Une opposition morcelée
Ces facteurs de verrouillage du système électoral n’expliquent pas, à eux seuls, l’incapacité de l’opposition, qui peine à exister, à exploiter l’opportunité de l’impopularité du régime et du mécontentement généralisé. Elle demeure victime de son éparpillement, de ses luttes intestines et de sa propension congénitale à l’improvisation.
Pour l’essentiel, l’opposition historique a été lénifiée et piégée par la position conciliante du régime. L’opposition islamiste semble trouver son équilibre dans une position médiane rassurante pour le système. L’opposition radicale est victime de son repli frileux sur des problématiques exclusivement identitaires, ce qui expliquer son incapacité à fédérer les forces du changement autour d’un projet national. Le discours identitaire a certes toujours existé, mais il est resté assez marginal, dans le pays. Les régimes le tolèrent parce qu’il joue toujours en faveur du statu quo, compte tenu de son effet repoussoir. Ils ont en effet peur davantage d’une approche susceptible de fédérer l’ensemble des groupes sociaux que d’un discours radical, qui restera sociologiquement minoritaire.
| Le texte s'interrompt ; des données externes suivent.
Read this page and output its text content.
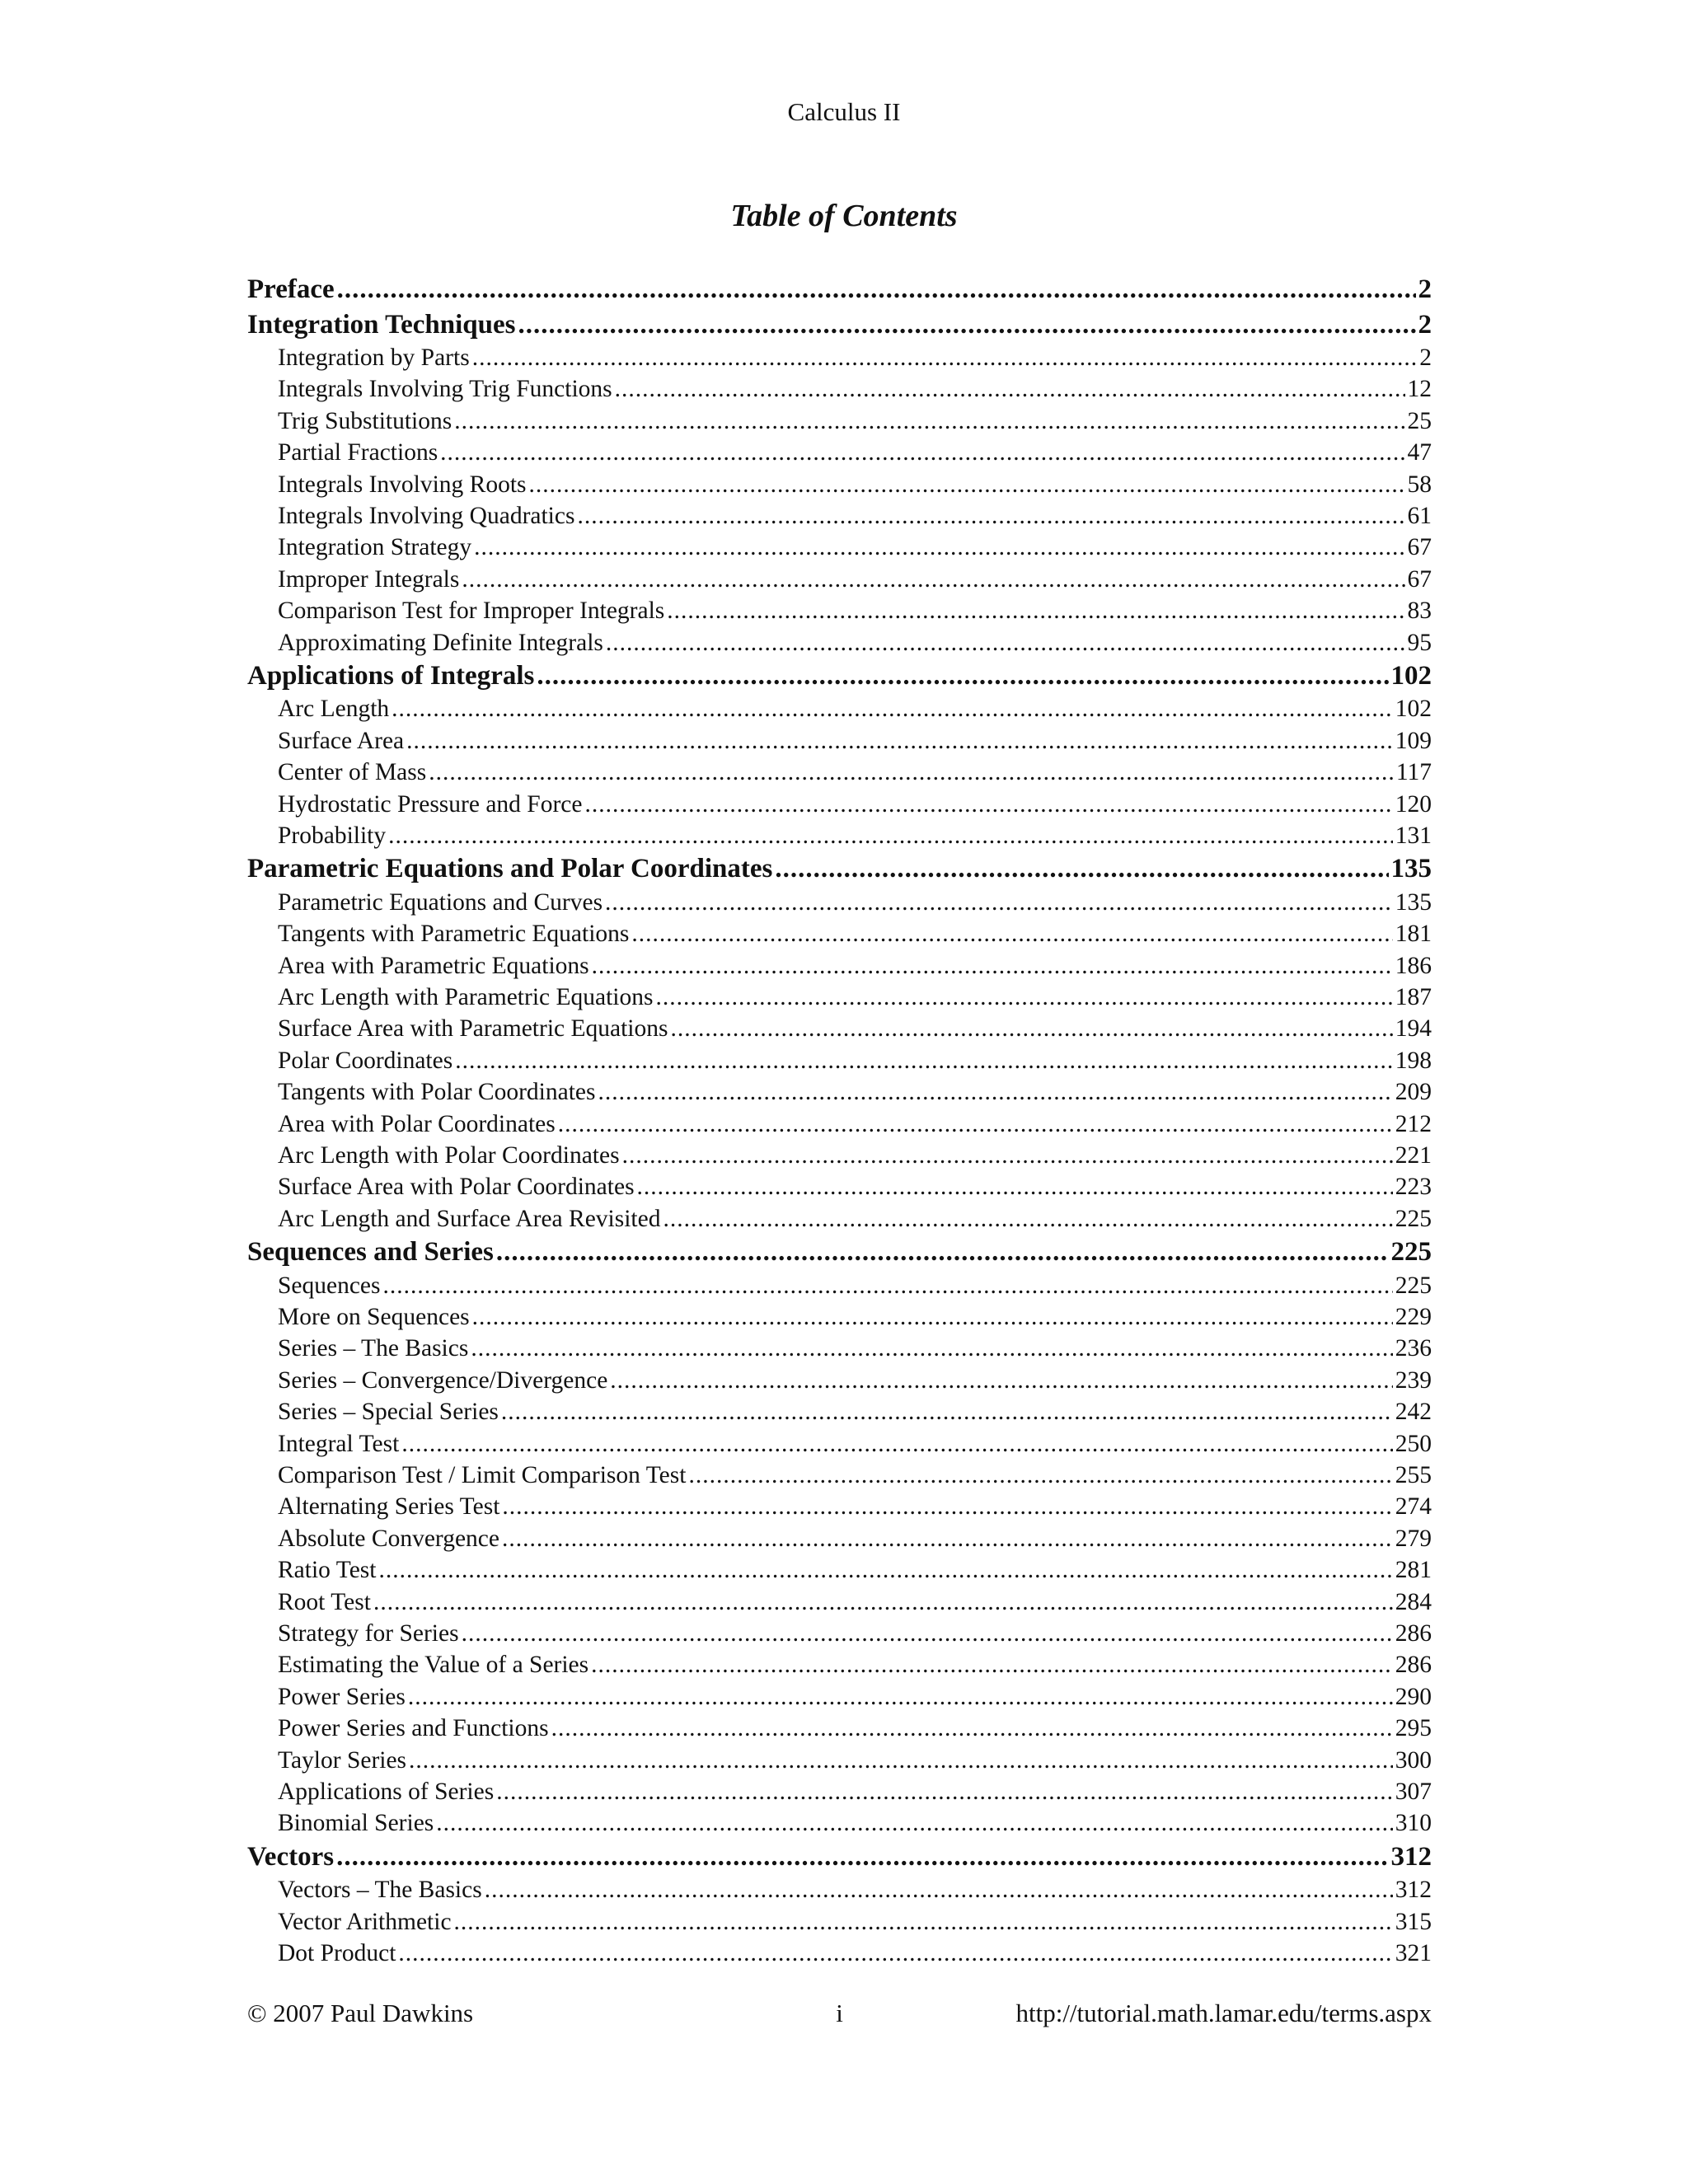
Calculus II
Table of Contents
Preface .....	2
Integration Techniques .....	2
Integration by Parts .....	2
Integrals Involving Trig Functions .....	12
Trig Substitutions .....	25
Partial Fractions .....	47
Integrals Involving Roots .....	58
Integrals Involving Quadratics .....	61
Integration Strategy .....	67
Improper Integrals .....	67
Comparison Test for Improper Integrals .....	83
Approximating Definite Integrals .....	95
Applications of Integrals .....	102
Arc Length .....	102
Surface Area .....	109
Center of Mass .....	117
Hydrostatic Pressure and Force .....	120
Probability .....	131
Parametric Equations and Polar Coordinates .....	135
Parametric Equations and Curves .....	135
Tangents with Parametric Equations .....	181
Area with Parametric Equations .....	186
Arc Length with Parametric Equations .....	187
Surface Area with Parametric Equations .....	194
Polar Coordinates .....	198
Tangents with Polar Coordinates .....	209
Area with Polar Coordinates .....	212
Arc Length with Polar Coordinates .....	221
Surface Area with Polar Coordinates .....	223
Arc Length and Surface Area Revisited .....	225
Sequences and Series .....	225
Sequences .....	225
More on Sequences .....	229
Series – The Basics .....	236
Series – Convergence/Divergence .....	239
Series – Special Series .....	242
Integral Test .....	250
Comparison Test / Limit Comparison Test .....	255
Alternating Series Test .....	274
Absolute Convergence .....	279
Ratio Test .....	281
Root Test .....	284
Strategy for Series .....	286
Estimating the Value of a Series .....	286
Power Series .....	290
Power Series and Functions .....	295
Taylor Series .....	300
Applications of Series .....	307
Binomial Series .....	310
Vectors .....	312
Vectors – The Basics .....	312
Vector Arithmetic .....	315
Dot Product .....	321
© 2007 Paul Dawkins	i	http://tutorial.math.lamar.edu/terms.aspx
Dans l’ensemble, hormis quelques figures militantes, les forces de l’opposition se résument à des partis et des mouvements centrés sur des ambitions personnelles, dépourvus de vision et sans vraiment de projet de société, et réglés quasi exclusivement sur les échéances électorales, qu’ils s’emploient de taxer systématiquement de frauduleuses.
En juin prochain, au lendemain du sacre programmé de Ould Ghazouani, certains candidats de l’opposition organiseront une conférence de presse, pour crier à la fraude et dénoncer les irrégularités supposées du scrutin, dans un scénario écrit à l’avance et qui dure depuis 1992.
La fraude, un leitmotiv bien utile
Jusqu’ici, les partis de l’opposition se présentent aux élections, les perdent, crient à la fraude avant, pendant et après le scrutin, avant de s’effacer, jusqu’aux prochaines échéances électorales. D’une élection à l’autre, l’opposition n’avance pas, empêtrée dans un éternel recommencement. Une situation qui fait l’affaire du pouvoir.
En mettant systématiquement ses mauvaises performances sur le compte de la fraude, l’opposition s’empêche de réfléchir aux vraies raisons de son échec, de son incapacité à construire et à produire un changement. En effet, tous les partis de l’opposition ne se remettent jamais en question, ne font pas l’effort d’analyser les enseignements de leur échec depuis 1992, d’évaluer, de tirer les leçons et les conclusions sur la base desquelles ils pourraient corriger les insuffisances et valoriser les points forts.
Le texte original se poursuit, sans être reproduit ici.